Tujuan dan Manfaat Hak Kekayaan Intelektual 

1. Perlindungan Hak atas Kekayaan Intelektual yang kuat dapat memberikan dorongan untuk meningkatkan landasan teknologi (technological base) nasional guna memungkinkan pengembangan teknologi yang lebih cepat lagi.
2. Pemberian perlindungan hukum terhadap Hak atas Kekayaan Intelektual pada dasarnya dimaksudkan sebagai upaya untuk mewujudkan iklim yang lebih baik lagi bagi tumbuhan dan berkembangnya gairah mencipta atau menemukan suatu dibidang ilmu pengetahuan, seni, budaya dan sastra.
3. Pemberian perlindungan hukum terhdap Hak atas Kekayaan Intelektual bukan saja merupakan pengakuan negara terhadap hasil karya dan karsa manusia, melainkan secara ekonomi makro merupakan penciptaan suasana yang sehat untuk menarik penanaman modal asing, serta memperlancar perdagangan internasional. Begitu besarnya manfaat yang dirasakan dengan terlindungnya hak atas kekayaan intelektual para warga negaranya, maka setiap Negara akan mencoba memberikan perlindungan yang ketat.'

Prinsip Hak Kekayaan Intelektual

Sebagai cara untuk menyeimbangkan kepentingan dan peranan pribadi individu dengan kepentingan masyarakat, maka sistem Hak Kekayaan Intelektual berdasarkan pada prinsip :

1. Prinsip Keadilan (the principle of natural justice)
        Pencipta sebuah karya atau orang lain yang bekerja membuahkan hasil dari kemampuan intelektualnya, wajar memperoleh imbalan. Imbalan tesebut dapat berupa materi maupun bukan materi, seperti adanya rasa aman karena dilindungi dan diakui atas hasil karyanya. Hukum memberikan perlindungan tersebut demi kepentingan pencipta berupa suatu kekuasaan untuk bertindak dalam rangka kepentingannya trersebut, yang disebut hak. Setiap hak menurut hukum itu mempunyai title, yaitu suatu peristiwa tertentu yang menjadi alasan melekatnya hak itu pada pemiliknya. Menyangkut hak milik intelektual, maka peristiwa yang menajadi alasan melekatnya itu, adalah penciptaan yang mendasarkan atas kemampuan intelektualnya. Perlindungan ini pun tidak terbatas di dalam negeri si penemu sendiri, tetapi juga dapat perlindungan di luar batas negaranya. Hal itu karena hak yang ada pada seseorang ini mewajibkan pihak lain untuk melakukan (commission) atau tidak melakukan (omission) sesuatu perbuatan.
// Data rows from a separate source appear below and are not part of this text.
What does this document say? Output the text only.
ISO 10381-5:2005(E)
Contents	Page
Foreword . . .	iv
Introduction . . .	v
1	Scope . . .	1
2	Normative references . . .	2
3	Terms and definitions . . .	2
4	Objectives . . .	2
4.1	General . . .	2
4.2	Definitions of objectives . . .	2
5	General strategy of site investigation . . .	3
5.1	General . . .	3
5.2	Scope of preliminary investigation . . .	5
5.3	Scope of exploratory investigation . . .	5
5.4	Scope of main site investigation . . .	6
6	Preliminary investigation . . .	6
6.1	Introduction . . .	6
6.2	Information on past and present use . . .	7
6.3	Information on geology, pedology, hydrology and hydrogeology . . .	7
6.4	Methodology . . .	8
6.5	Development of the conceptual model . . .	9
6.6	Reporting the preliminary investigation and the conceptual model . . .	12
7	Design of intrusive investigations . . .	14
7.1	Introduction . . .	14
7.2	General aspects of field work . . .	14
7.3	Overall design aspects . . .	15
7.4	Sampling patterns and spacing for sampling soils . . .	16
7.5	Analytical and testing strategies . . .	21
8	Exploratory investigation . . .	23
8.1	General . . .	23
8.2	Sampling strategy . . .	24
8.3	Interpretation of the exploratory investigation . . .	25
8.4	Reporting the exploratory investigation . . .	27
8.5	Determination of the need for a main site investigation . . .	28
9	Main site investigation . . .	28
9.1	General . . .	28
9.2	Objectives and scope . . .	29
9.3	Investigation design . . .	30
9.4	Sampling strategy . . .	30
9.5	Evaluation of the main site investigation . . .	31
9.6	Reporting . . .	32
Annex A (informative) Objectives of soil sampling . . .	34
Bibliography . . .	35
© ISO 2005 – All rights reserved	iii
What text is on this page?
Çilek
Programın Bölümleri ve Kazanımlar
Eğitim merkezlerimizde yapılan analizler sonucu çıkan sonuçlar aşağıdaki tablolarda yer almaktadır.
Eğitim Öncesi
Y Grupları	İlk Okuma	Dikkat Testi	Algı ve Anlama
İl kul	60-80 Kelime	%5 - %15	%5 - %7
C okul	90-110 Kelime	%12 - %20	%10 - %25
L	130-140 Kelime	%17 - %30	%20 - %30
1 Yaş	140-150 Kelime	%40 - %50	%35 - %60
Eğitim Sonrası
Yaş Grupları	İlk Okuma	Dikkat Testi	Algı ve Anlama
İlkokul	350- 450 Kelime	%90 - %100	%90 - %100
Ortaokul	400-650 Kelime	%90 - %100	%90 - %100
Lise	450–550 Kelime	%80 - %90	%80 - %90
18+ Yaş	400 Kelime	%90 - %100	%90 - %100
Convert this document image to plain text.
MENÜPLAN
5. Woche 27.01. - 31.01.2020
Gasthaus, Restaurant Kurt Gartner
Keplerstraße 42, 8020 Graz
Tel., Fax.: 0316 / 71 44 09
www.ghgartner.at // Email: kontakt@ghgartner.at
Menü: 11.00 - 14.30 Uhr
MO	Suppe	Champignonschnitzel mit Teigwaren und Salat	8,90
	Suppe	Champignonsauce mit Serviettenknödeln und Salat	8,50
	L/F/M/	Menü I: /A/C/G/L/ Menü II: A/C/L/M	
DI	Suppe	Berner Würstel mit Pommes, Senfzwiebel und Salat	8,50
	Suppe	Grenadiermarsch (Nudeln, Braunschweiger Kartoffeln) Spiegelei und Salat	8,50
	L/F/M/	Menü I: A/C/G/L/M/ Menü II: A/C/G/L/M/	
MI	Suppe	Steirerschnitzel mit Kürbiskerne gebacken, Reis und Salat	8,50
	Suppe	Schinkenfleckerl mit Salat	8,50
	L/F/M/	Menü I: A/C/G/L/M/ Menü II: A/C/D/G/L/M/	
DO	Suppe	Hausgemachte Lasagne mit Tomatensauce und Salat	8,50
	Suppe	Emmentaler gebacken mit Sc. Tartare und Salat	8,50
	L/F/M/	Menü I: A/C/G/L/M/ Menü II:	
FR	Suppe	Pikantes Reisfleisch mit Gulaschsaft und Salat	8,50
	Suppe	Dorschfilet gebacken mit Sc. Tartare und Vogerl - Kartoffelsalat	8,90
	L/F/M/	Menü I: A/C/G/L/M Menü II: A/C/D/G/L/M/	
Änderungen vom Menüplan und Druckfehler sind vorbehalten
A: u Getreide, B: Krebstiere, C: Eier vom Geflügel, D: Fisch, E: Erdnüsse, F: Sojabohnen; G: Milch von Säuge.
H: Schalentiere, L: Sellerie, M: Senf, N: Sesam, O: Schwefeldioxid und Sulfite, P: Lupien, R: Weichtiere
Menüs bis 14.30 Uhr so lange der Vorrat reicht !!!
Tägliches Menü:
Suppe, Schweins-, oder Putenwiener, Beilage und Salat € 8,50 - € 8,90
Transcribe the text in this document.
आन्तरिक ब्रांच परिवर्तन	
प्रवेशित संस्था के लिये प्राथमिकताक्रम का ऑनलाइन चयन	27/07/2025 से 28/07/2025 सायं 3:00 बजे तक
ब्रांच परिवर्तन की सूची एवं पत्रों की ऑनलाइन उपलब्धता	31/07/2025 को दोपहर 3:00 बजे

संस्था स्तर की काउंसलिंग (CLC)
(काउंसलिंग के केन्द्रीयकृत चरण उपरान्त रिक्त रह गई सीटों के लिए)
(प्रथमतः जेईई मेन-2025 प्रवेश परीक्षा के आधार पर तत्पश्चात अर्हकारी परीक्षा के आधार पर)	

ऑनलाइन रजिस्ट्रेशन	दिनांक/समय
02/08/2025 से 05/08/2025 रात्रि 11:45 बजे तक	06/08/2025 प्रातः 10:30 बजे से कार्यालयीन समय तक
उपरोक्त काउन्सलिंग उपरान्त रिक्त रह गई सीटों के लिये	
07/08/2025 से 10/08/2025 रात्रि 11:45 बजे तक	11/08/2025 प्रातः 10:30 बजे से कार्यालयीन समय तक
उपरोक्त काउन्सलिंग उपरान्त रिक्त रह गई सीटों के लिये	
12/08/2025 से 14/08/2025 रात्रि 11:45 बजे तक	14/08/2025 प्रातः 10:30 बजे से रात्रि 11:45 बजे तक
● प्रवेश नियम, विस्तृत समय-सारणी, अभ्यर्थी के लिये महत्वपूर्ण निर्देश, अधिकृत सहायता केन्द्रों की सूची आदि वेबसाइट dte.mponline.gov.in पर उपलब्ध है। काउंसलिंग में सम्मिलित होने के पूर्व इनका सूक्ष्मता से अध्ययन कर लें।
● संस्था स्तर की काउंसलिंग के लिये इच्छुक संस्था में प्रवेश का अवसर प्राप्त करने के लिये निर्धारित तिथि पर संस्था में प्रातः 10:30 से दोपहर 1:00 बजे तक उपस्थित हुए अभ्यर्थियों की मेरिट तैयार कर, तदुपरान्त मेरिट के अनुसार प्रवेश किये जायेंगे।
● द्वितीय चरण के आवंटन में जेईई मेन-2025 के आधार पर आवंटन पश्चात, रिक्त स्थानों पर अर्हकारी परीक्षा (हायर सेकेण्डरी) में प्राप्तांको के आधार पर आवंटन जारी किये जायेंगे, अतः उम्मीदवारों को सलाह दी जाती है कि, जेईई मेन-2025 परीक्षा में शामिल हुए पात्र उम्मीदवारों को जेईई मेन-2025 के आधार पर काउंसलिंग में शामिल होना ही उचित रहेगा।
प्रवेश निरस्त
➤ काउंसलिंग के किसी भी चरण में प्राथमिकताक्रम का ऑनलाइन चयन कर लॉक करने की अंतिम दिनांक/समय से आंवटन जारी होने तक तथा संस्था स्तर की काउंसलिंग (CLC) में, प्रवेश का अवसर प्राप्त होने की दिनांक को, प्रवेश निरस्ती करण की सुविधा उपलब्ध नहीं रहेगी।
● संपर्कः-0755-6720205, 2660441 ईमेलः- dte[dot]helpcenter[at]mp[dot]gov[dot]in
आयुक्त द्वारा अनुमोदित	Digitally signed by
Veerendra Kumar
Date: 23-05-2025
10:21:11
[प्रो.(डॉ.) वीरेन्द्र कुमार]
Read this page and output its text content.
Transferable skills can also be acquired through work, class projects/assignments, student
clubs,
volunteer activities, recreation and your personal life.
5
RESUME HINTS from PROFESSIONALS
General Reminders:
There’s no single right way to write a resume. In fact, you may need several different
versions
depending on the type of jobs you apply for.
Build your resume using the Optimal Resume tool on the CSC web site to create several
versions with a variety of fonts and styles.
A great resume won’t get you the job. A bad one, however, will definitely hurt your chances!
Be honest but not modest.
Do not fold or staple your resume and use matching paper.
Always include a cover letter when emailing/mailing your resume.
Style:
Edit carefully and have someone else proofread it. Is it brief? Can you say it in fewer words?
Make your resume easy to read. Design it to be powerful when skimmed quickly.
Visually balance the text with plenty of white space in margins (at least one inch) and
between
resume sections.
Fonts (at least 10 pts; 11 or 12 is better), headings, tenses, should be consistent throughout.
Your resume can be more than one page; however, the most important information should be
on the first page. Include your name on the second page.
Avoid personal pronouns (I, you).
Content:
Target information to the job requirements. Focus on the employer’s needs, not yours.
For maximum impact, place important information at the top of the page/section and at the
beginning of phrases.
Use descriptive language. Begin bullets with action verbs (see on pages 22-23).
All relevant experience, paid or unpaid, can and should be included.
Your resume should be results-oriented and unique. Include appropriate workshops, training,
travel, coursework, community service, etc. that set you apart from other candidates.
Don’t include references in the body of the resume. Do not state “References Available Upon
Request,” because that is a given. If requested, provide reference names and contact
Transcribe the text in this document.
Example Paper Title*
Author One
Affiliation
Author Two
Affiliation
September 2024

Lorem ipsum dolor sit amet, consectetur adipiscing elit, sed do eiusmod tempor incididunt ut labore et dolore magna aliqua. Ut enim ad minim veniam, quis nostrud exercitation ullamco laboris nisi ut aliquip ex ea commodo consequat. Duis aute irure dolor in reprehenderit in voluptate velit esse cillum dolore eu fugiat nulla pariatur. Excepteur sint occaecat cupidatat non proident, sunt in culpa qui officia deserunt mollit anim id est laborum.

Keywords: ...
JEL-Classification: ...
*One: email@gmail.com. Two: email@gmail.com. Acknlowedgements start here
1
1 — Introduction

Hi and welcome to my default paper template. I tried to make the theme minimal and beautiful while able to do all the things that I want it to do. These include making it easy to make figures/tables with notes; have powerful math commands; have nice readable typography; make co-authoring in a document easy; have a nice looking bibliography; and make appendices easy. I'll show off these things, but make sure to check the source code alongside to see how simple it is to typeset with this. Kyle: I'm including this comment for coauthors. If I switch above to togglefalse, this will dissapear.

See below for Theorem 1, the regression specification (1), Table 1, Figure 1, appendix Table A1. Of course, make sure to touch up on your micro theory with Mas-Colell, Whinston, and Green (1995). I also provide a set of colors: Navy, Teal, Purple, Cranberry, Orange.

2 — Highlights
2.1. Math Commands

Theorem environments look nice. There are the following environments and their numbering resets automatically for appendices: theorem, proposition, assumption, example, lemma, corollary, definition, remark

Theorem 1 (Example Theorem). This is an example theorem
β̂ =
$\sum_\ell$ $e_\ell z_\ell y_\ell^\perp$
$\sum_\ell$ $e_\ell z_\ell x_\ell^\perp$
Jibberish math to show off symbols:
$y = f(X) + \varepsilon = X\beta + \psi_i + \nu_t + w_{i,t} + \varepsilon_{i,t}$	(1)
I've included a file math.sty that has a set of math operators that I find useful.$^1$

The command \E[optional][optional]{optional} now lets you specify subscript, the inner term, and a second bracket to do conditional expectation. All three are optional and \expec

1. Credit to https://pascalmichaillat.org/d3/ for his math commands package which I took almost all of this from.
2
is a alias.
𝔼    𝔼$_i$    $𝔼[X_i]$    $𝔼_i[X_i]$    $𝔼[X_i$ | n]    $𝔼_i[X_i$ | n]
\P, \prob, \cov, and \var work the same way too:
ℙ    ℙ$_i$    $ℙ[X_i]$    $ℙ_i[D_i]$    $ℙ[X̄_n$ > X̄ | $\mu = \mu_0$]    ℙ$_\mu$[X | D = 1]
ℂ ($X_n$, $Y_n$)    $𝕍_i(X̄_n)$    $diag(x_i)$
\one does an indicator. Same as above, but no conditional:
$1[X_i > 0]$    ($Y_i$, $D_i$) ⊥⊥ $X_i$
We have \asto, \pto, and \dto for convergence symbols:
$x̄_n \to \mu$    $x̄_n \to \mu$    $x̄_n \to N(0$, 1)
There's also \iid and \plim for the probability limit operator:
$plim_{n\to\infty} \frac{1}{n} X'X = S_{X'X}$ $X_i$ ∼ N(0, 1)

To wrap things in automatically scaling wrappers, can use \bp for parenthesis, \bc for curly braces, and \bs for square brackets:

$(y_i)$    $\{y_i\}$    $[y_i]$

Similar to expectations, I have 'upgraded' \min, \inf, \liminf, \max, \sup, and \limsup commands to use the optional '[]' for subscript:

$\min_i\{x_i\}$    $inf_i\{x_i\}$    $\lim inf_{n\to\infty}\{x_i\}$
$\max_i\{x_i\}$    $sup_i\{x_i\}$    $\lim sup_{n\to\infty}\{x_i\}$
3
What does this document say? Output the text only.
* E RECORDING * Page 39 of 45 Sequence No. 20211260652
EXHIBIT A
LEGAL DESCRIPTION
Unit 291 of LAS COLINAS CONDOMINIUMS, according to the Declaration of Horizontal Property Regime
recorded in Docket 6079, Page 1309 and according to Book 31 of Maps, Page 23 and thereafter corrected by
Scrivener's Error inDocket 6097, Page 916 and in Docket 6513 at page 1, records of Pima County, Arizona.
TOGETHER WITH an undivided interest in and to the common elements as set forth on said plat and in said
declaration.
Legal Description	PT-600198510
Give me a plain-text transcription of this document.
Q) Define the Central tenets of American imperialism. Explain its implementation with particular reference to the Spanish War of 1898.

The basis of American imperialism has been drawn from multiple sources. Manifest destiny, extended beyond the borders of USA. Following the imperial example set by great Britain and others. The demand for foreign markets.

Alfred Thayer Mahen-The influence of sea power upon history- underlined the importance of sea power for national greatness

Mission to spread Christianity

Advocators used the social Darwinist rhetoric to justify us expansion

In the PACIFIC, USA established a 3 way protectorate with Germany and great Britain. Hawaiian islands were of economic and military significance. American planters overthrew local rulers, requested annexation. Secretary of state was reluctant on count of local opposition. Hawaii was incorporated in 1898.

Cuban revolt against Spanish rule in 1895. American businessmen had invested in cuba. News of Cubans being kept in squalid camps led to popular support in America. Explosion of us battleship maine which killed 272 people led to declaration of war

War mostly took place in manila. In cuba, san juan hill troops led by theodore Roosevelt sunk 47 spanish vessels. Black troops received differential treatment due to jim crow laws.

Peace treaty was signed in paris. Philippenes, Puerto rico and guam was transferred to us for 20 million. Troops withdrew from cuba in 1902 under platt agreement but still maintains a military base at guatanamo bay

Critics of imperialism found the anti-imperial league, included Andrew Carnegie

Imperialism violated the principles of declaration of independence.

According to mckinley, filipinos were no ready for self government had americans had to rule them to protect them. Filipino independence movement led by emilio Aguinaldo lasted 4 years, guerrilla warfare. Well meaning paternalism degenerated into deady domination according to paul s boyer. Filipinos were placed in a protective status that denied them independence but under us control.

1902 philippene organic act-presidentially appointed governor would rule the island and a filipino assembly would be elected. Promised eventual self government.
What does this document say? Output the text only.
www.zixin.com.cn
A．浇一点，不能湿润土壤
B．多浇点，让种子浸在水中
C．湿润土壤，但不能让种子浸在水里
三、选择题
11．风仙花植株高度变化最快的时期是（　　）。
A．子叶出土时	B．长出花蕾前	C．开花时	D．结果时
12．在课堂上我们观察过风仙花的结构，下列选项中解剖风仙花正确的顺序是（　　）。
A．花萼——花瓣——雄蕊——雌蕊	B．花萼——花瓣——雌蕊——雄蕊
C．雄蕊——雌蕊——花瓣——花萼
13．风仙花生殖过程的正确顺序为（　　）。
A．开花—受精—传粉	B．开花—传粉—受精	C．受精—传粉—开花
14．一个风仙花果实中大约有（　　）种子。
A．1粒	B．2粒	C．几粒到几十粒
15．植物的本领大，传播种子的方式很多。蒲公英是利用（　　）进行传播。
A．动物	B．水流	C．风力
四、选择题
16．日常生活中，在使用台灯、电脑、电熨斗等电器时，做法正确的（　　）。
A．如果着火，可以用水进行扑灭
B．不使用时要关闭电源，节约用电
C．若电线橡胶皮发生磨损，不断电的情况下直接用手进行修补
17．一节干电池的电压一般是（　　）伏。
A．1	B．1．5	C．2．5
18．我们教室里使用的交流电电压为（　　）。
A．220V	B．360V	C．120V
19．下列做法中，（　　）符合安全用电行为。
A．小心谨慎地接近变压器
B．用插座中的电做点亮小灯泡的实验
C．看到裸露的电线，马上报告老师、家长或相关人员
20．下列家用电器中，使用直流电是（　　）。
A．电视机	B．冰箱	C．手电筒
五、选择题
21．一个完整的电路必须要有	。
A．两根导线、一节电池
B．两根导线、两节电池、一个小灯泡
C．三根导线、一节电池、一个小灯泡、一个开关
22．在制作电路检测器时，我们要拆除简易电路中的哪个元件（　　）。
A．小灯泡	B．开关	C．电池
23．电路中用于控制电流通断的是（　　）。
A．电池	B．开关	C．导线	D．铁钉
2. Prinsip Ekonomi (the economic argument)
Hak atas kekayaan intelektual ini merupakan hak yang berasal dari hasil kegiatan kreatif suatu kemampuan daya pikir manusia yang diekspresikan kepada khalayak hukum dalam berbagai bentuknya, yang memiliki manfaat serta berguna dalam menunjang kehidupan manusia, maksudnya ialah bahwa kepemilikan itu wajar karena sifat ekonomis manusia yang menjadikan hal itu 1 (satu) keharusan untuk menunjang kehidupannya didalam masyarakat. Dengan demikian, Hak atas Kekayaan Intelektual merupakan suatu bentuk kekayaan bagi peliliknya. Dari kepemilikannya, seseorang akan mendapatkan keuntungan, misalnya dalam bentuk pembayaran royalty dan technical fee.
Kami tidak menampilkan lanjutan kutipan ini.